I have a script that connects to MySQL and executes an SQL script to load the data into Excel. Everything works fine until I put this one line in the SQL:
convert_tz(from_unixtime(o.DeviceTimeStamp/1000, '%Y-%m-%d %H:%i:%s'), 'UTC', 'America/New_York')
What I'm doing is pulling back a unix time stamp and converting it to eastern time, as requested by the customer. I know the unix time stamp is not the normal version and I've accounted for that. When I run the same query directly in MySQL it works perfectly.
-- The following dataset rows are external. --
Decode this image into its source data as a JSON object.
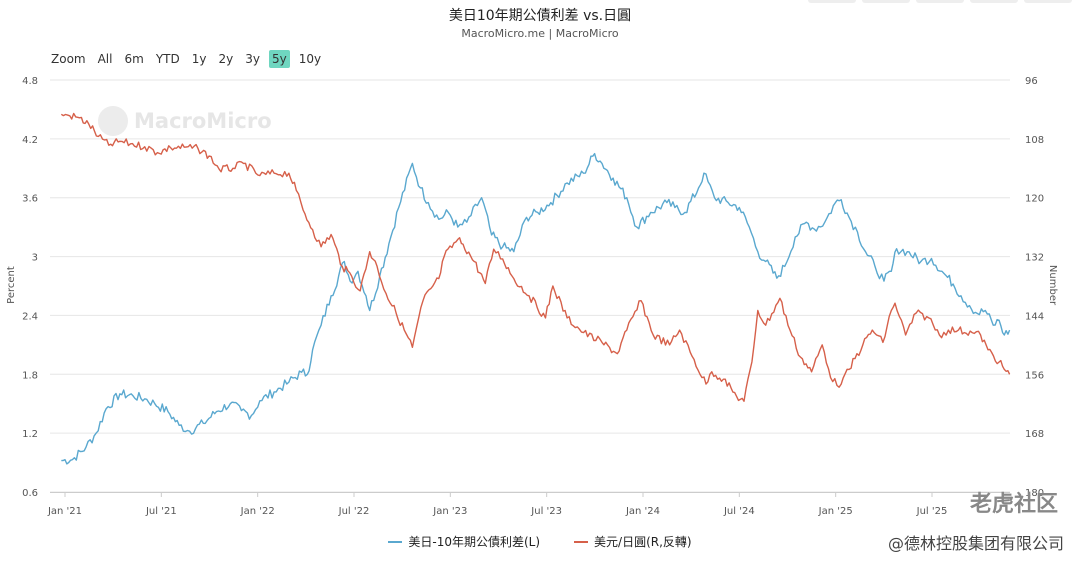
{
  "title": "美日10年期公債利差 vs.日圓",
  "subtitle": "MacroMicro.me | MacroMicro",
  "range_buttons": [
    "Zoom",
    "All",
    "6m",
    "YTD",
    "1y",
    "2y",
    "3y",
    "5y",
    "10y"
  ],
  "active_range": "5y",
  "watermark": "MacroMicro",
  "brand_watermark": "老虎社区",
  "brand_credit": "@德林控股集团有限公司",
  "chart_data": {
    "type": "line",
    "x_ticks": [
      "Jan '21",
      "Jul '21",
      "Jan '22",
      "Jul '22",
      "Jan '23",
      "Jul '23",
      "Jan '24",
      "Jul '24",
      "Jan '25",
      "Jul '25"
    ],
    "y_left": {
      "label": "Percent",
      "ticks": [
        "4.8",
        "4.2",
        "3.6",
        "3",
        "2.4",
        "1.8",
        "1.2",
        "0.6"
      ],
      "min": 0.6,
      "max": 4.8
    },
    "y_right": {
      "label": "Number",
      "reversed": true,
      "ticks": [
        "96",
        "108",
        "120",
        "132",
        "144",
        "156",
        "168",
        "180"
      ],
      "min": 96,
      "max": 180
    },
    "series": [
      {
        "name": "美日-10年期公債利差(L)",
        "axis": "left",
        "color": "#5aa8cf",
        "points": [
          [
            "2020-12-25",
            0.92
          ],
          [
            "2021-01-15",
            0.93
          ],
          [
            "2021-02-10",
            1.06
          ],
          [
            "2021-03-01",
            1.2
          ],
          [
            "2021-03-20",
            1.45
          ],
          [
            "2021-04-15",
            1.6
          ],
          [
            "2021-05-10",
            1.58
          ],
          [
            "2021-06-01",
            1.55
          ],
          [
            "2021-06-20",
            1.5
          ],
          [
            "2021-07-15",
            1.42
          ],
          [
            "2021-08-05",
            1.28
          ],
          [
            "2021-08-25",
            1.22
          ],
          [
            "2021-09-20",
            1.3
          ],
          [
            "2021-10-15",
            1.42
          ],
          [
            "2021-11-10",
            1.5
          ],
          [
            "2021-12-01",
            1.43
          ],
          [
            "2021-12-20",
            1.38
          ],
          [
            "2022-01-05",
            1.53
          ],
          [
            "2022-02-01",
            1.62
          ],
          [
            "2022-03-01",
            1.72
          ],
          [
            "2022-03-25",
            1.82
          ],
          [
            "2022-04-05",
            1.8
          ],
          [
            "2022-04-15",
            2.05
          ],
          [
            "2022-05-01",
            2.3
          ],
          [
            "2022-05-20",
            2.6
          ],
          [
            "2022-06-14",
            2.95
          ],
          [
            "2022-06-25",
            2.75
          ],
          [
            "2022-07-10",
            2.85
          ],
          [
            "2022-07-25",
            2.6
          ],
          [
            "2022-08-01",
            2.45
          ],
          [
            "2022-08-20",
            2.8
          ],
          [
            "2022-09-10",
            3.2
          ],
          [
            "2022-09-25",
            3.5
          ],
          [
            "2022-10-21",
            3.95
          ],
          [
            "2022-11-05",
            3.7
          ],
          [
            "2022-11-20",
            3.55
          ],
          [
            "2022-12-10",
            3.38
          ],
          [
            "2022-12-28",
            3.45
          ],
          [
            "2023-01-15",
            3.3
          ],
          [
            "2023-02-01",
            3.35
          ],
          [
            "2023-03-01",
            3.6
          ],
          [
            "2023-03-20",
            3.22
          ],
          [
            "2023-04-10",
            3.1
          ],
          [
            "2023-05-01",
            3.05
          ],
          [
            "2023-05-25",
            3.4
          ],
          [
            "2023-06-15",
            3.45
          ],
          [
            "2023-07-10",
            3.55
          ],
          [
            "2023-08-10",
            3.75
          ],
          [
            "2023-09-10",
            3.85
          ],
          [
            "2023-10-01",
            4.05
          ],
          [
            "2023-10-15",
            3.95
          ],
          [
            "2023-11-05",
            3.8
          ],
          [
            "2023-12-01",
            3.6
          ],
          [
            "2023-12-20",
            3.3
          ],
          [
            "2024-01-15",
            3.45
          ],
          [
            "2024-02-15",
            3.55
          ],
          [
            "2024-03-01",
            3.5
          ],
          [
            "2024-03-20",
            3.45
          ],
          [
            "2024-04-15",
            3.7
          ],
          [
            "2024-04-25",
            3.85
          ],
          [
            "2024-05-15",
            3.6
          ],
          [
            "2024-06-10",
            3.55
          ],
          [
            "2024-07-01",
            3.5
          ],
          [
            "2024-07-20",
            3.3
          ],
          [
            "2024-08-05",
            3.05
          ],
          [
            "2024-08-20",
            2.95
          ],
          [
            "2024-09-10",
            2.78
          ],
          [
            "2024-09-25",
            2.9
          ],
          [
            "2024-10-15",
            3.2
          ],
          [
            "2024-11-05",
            3.35
          ],
          [
            "2024-11-20",
            3.28
          ],
          [
            "2024-12-10",
            3.35
          ],
          [
            "2024-12-30",
            3.55
          ],
          [
            "2025-01-10",
            3.58
          ],
          [
            "2025-01-25",
            3.4
          ],
          [
            "2025-02-10",
            3.25
          ],
          [
            "2025-02-25",
            3.05
          ],
          [
            "2025-03-15",
            2.9
          ],
          [
            "2025-04-01",
            2.75
          ],
          [
            "2025-04-15",
            2.85
          ],
          [
            "2025-04-25",
            3.08
          ],
          [
            "2025-05-15",
            3.05
          ],
          [
            "2025-06-10",
            2.95
          ],
          [
            "2025-06-30",
            2.98
          ],
          [
            "2025-07-20",
            2.85
          ],
          [
            "2025-08-10",
            2.72
          ],
          [
            "2025-08-25",
            2.6
          ],
          [
            "2025-09-10",
            2.5
          ],
          [
            "2025-09-25",
            2.42
          ],
          [
            "2025-10-10",
            2.45
          ],
          [
            "2025-10-25",
            2.3
          ],
          [
            "2025-11-05",
            2.35
          ],
          [
            "2025-11-15",
            2.2
          ],
          [
            "2025-11-25",
            2.25
          ]
        ]
      },
      {
        "name": "美元/日圓(R,反轉)",
        "axis": "right",
        "color": "#d6604a",
        "points": [
          [
            "2020-12-25",
            103.0
          ],
          [
            "2021-01-10",
            103.3
          ],
          [
            "2021-01-25",
            103.6
          ],
          [
            "2021-02-15",
            105.0
          ],
          [
            "2021-03-05",
            107.5
          ],
          [
            "2021-03-25",
            109.3
          ],
          [
            "2021-04-15",
            108.5
          ],
          [
            "2021-05-05",
            109.0
          ],
          [
            "2021-06-01",
            109.6
          ],
          [
            "2021-06-25",
            110.8
          ],
          [
            "2021-07-20",
            109.8
          ],
          [
            "2021-08-15",
            109.7
          ],
          [
            "2021-09-10",
            110.0
          ],
          [
            "2021-10-01",
            111.5
          ],
          [
            "2021-10-20",
            114.2
          ],
          [
            "2021-11-15",
            114.0
          ],
          [
            "2021-12-05",
            113.0
          ],
          [
            "2022-01-05",
            115.5
          ],
          [
            "2022-02-01",
            115.0
          ],
          [
            "2022-03-01",
            115.0
          ],
          [
            "2022-03-15",
            118.5
          ],
          [
            "2022-03-28",
            122.5
          ],
          [
            "2022-04-15",
            126.5
          ],
          [
            "2022-05-01",
            130.0
          ],
          [
            "2022-05-20",
            127.5
          ],
          [
            "2022-06-10",
            134.0
          ],
          [
            "2022-06-28",
            136.0
          ],
          [
            "2022-07-14",
            139.0
          ],
          [
            "2022-08-01",
            131.0
          ],
          [
            "2022-08-15",
            134.0
          ],
          [
            "2022-09-01",
            139.5
          ],
          [
            "2022-09-20",
            143.5
          ],
          [
            "2022-10-21",
            150.5
          ],
          [
            "2022-11-10",
            141.0
          ],
          [
            "2022-11-25",
            138.5
          ],
          [
            "2022-12-10",
            136.5
          ],
          [
            "2022-12-20",
            132.0
          ],
          [
            "2023-01-15",
            128.5
          ],
          [
            "2023-01-25",
            129.5
          ],
          [
            "2023-02-15",
            133.0
          ],
          [
            "2023-03-08",
            137.5
          ],
          [
            "2023-03-24",
            130.5
          ],
          [
            "2023-04-10",
            132.5
          ],
          [
            "2023-05-01",
            136.5
          ],
          [
            "2023-05-30",
            140.0
          ],
          [
            "2023-06-30",
            144.5
          ],
          [
            "2023-07-14",
            138.0
          ],
          [
            "2023-08-10",
            144.5
          ],
          [
            "2023-09-10",
            147.5
          ],
          [
            "2023-10-15",
            149.5
          ],
          [
            "2023-11-13",
            151.8
          ],
          [
            "2023-12-01",
            147.0
          ],
          [
            "2023-12-28",
            141.0
          ],
          [
            "2024-01-20",
            148.0
          ],
          [
            "2024-02-20",
            150.0
          ],
          [
            "2024-03-10",
            147.0
          ],
          [
            "2024-03-30",
            151.5
          ],
          [
            "2024-04-29",
            158.0
          ],
          [
            "2024-05-10",
            155.5
          ],
          [
            "2024-06-01",
            157.0
          ],
          [
            "2024-06-26",
            160.5
          ],
          [
            "2024-07-10",
            161.5
          ],
          [
            "2024-07-25",
            153.5
          ],
          [
            "2024-08-05",
            143.0
          ],
          [
            "2024-08-20",
            146.0
          ],
          [
            "2024-09-16",
            140.5
          ],
          [
            "2024-10-05",
            147.0
          ],
          [
            "2024-10-25",
            152.5
          ],
          [
            "2024-11-15",
            155.5
          ],
          [
            "2024-12-05",
            150.0
          ],
          [
            "2024-12-25",
            157.5
          ],
          [
            "2025-01-10",
            158.0
          ],
          [
            "2025-01-25",
            155.0
          ],
          [
            "2025-02-20",
            150.0
          ],
          [
            "2025-03-10",
            147.0
          ],
          [
            "2025-03-30",
            149.5
          ],
          [
            "2025-04-15",
            143.0
          ],
          [
            "2025-04-22",
            141.5
          ],
          [
            "2025-05-12",
            148.0
          ],
          [
            "2025-06-01",
            143.5
          ],
          [
            "2025-06-25",
            144.5
          ],
          [
            "2025-07-15",
            148.0
          ],
          [
            "2025-08-01",
            147.0
          ],
          [
            "2025-08-20",
            147.0
          ],
          [
            "2025-09-15",
            147.5
          ],
          [
            "2025-10-01",
            148.0
          ],
          [
            "2025-10-15",
            151.0
          ],
          [
            "2025-11-05",
            153.5
          ],
          [
            "2025-11-15",
            155.0
          ],
          [
            "2025-11-25",
            156.0
          ]
        ]
      }
    ]
  }
}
When I run it using Python it get this error:
Traceback (most recent call last): File "/Library/Frameworks/Python.framework/Versions/3.6/lib/python3.6/site-packages/mysql/connector/cursor.py", line 78, in call return bytes(self.params[index]) IndexError: tuple index out of range
During handling of the above exception, another exception occurred:
Traceback (most recent call last): File "/Library/Frameworks/Python.framework/Versions/3.6/lib/python3.6/site-packages/pandas/io/sql.py", line 1409, in execute cur.execute(*args) File "/Library/Frameworks/Python.framework/Versions/3.6/lib/python3.6/site-packages/mysql/connector/cursor.py", line 550, in execute stmt = RE_PY_PARAM.sub(psub, stmt) File "/Library/Frameworks/Python.framework/Versions/3.6/lib/python3.6/site-packages/mysql/connector/cursor.py", line 81, in call "Not enough parameters for the SQL statement") mysql.connector.errors.ProgrammingError: Not enough parameters for the SQL statement
If I take that line out, the query and the script work just fine. Any idea why that line causes an error?